A lesson in buying out one’s competition
NOVELL, Microsoft and Citrix are still working to elevate Windows Server or the Microsoft-taxed GNU/Ballnux [1, 2, 3, 4] (only as a guest machine) while excluding or demoting others. None of this has changed since the last time it was covered, but this article from The Register provides some more evidence.
Part of it says: “Now that Microsoft has Windows Server 2008 and its Hyper-V hypervisor in the field, it won’t be long before Scalent has to deliver support. Hyper-V is running in the labs now, but as a startup, Scalent has to limit its production products to the ones customers will pay for. “Hyper-V support is inevitable,” says Epstein. The Xen hypervisors inside Novell’s SUSE Linux and Red Hat’s Enterprise Linux, which are compatible with V/OE as is the free-standing XenServer hypervisor from Citrix Systems. Thanks to a partnership between XenSource, the original creator of Xen and now part of Citrix, and Microsoft, Hyper-V is Xen-compatible, which means Hyper-V support should not be that big of a deal to deliver.”

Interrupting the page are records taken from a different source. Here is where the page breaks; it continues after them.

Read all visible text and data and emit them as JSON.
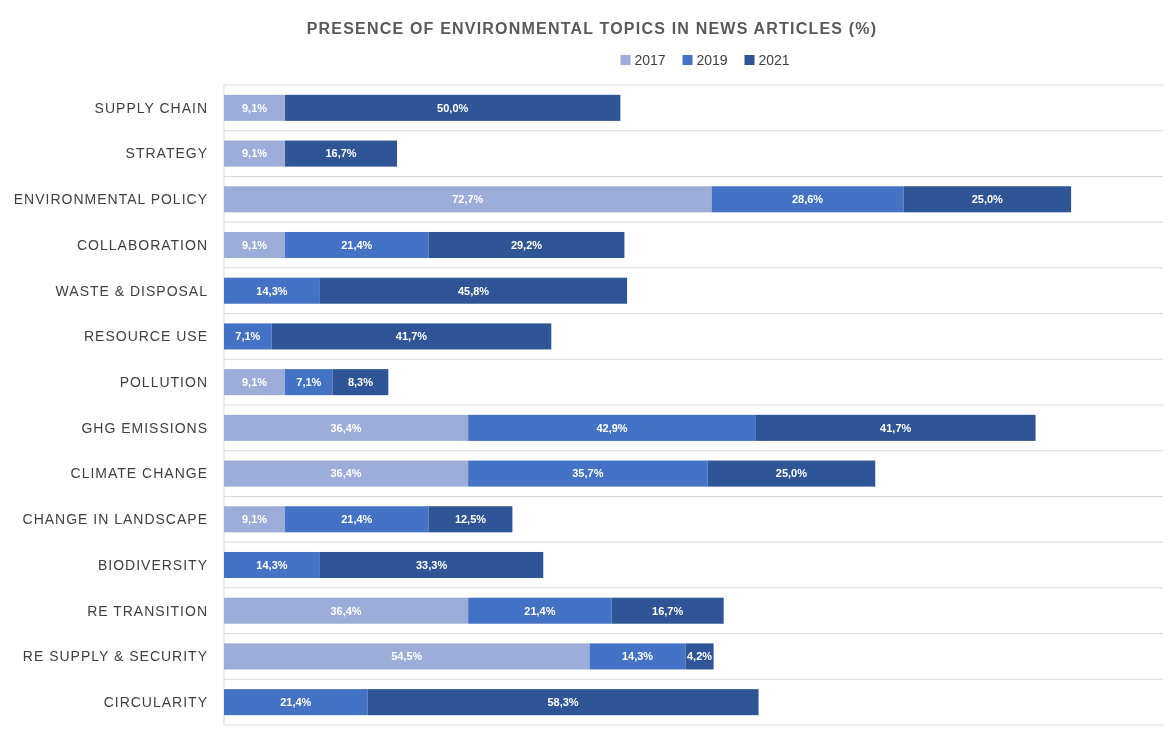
{
  "chart_data": {
    "type": "bar",
    "orientation": "horizontal",
    "stacked": true,
    "title": "PRESENCE OF ENVIRONMENTAL TOPICS IN NEWS ARTICLES (%)",
    "categories": [
      "SUPPLY CHAIN",
      "STRATEGY",
      "ENVIRONMENTAL POLICY",
      "COLLABORATION",
      "WASTE & DISPOSAL",
      "RESOURCE USE",
      "POLLUTION",
      "GHG EMISSIONS",
      "CLIMATE CHANGE",
      "CHANGE IN LANDSCAPE",
      "BIODIVERSITY",
      "RE TRANSITION",
      "RE SUPPLY & SECURITY",
      "CIRCULARITY"
    ],
    "series": [
      {
        "name": "2017",
        "color": "#9dadd9",
        "values": [
          9.1,
          9.1,
          72.7,
          9.1,
          null,
          null,
          9.1,
          36.4,
          36.4,
          9.1,
          null,
          36.4,
          54.5,
          null
        ],
        "value_labels": [
          "9,1%",
          "9,1%",
          "72,7%",
          "9,1%",
          null,
          null,
          "9,1%",
          "36,4%",
          "36,4%",
          "9,1%",
          null,
          "36,4%",
          "54,5%",
          null
        ]
      },
      {
        "name": "2019",
        "color": "#4472c4",
        "values": [
          null,
          null,
          28.6,
          21.4,
          14.3,
          7.1,
          7.1,
          42.9,
          35.7,
          21.4,
          14.3,
          21.4,
          14.3,
          21.4
        ],
        "value_labels": [
          null,
          null,
          "28,6%",
          "21,4%",
          "14,3%",
          "7,1%",
          "7,1%",
          "42,9%",
          "35,7%",
          "21,4%",
          "14,3%",
          "21,4%",
          "14,3%",
          "21,4%"
        ]
      },
      {
        "name": "2021",
        "color": "#2f5597",
        "values": [
          50.0,
          16.7,
          25.0,
          29.2,
          45.8,
          41.7,
          8.3,
          41.7,
          25.0,
          12.5,
          33.3,
          16.7,
          4.2,
          58.3
        ],
        "value_labels": [
          "50,0%",
          "16,7%",
          "25,0%",
          "29,2%",
          "45,8%",
          "41,7%",
          "8,3%",
          "41,7%",
          "25,0%",
          "12,5%",
          "33,3%",
          "16,7%",
          "4,2%",
          "58,3%"
        ]
      }
    ],
    "xlim": [
      0,
      140
    ],
    "tick_labels": "y",
    "grid": "y",
    "legend": "top"
  }
}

In summary, Microsoft needed to capture Xen [1, 2, 3] and Novell only to use them to sell Windows Server and hurt GNU/Linux competitors — a pressuring tactic whose Grand Aim is software patent tax. Red Hat has already escaped this relationship by acquiring the company behind KVM and Ubuntu too has moved to KVM. They can't rely on Citrix, Microsoft’s digital spouse. █
“Novell pays us some money for the right to tell customers that anybody who uses SuSE Linux is appropriately covered.”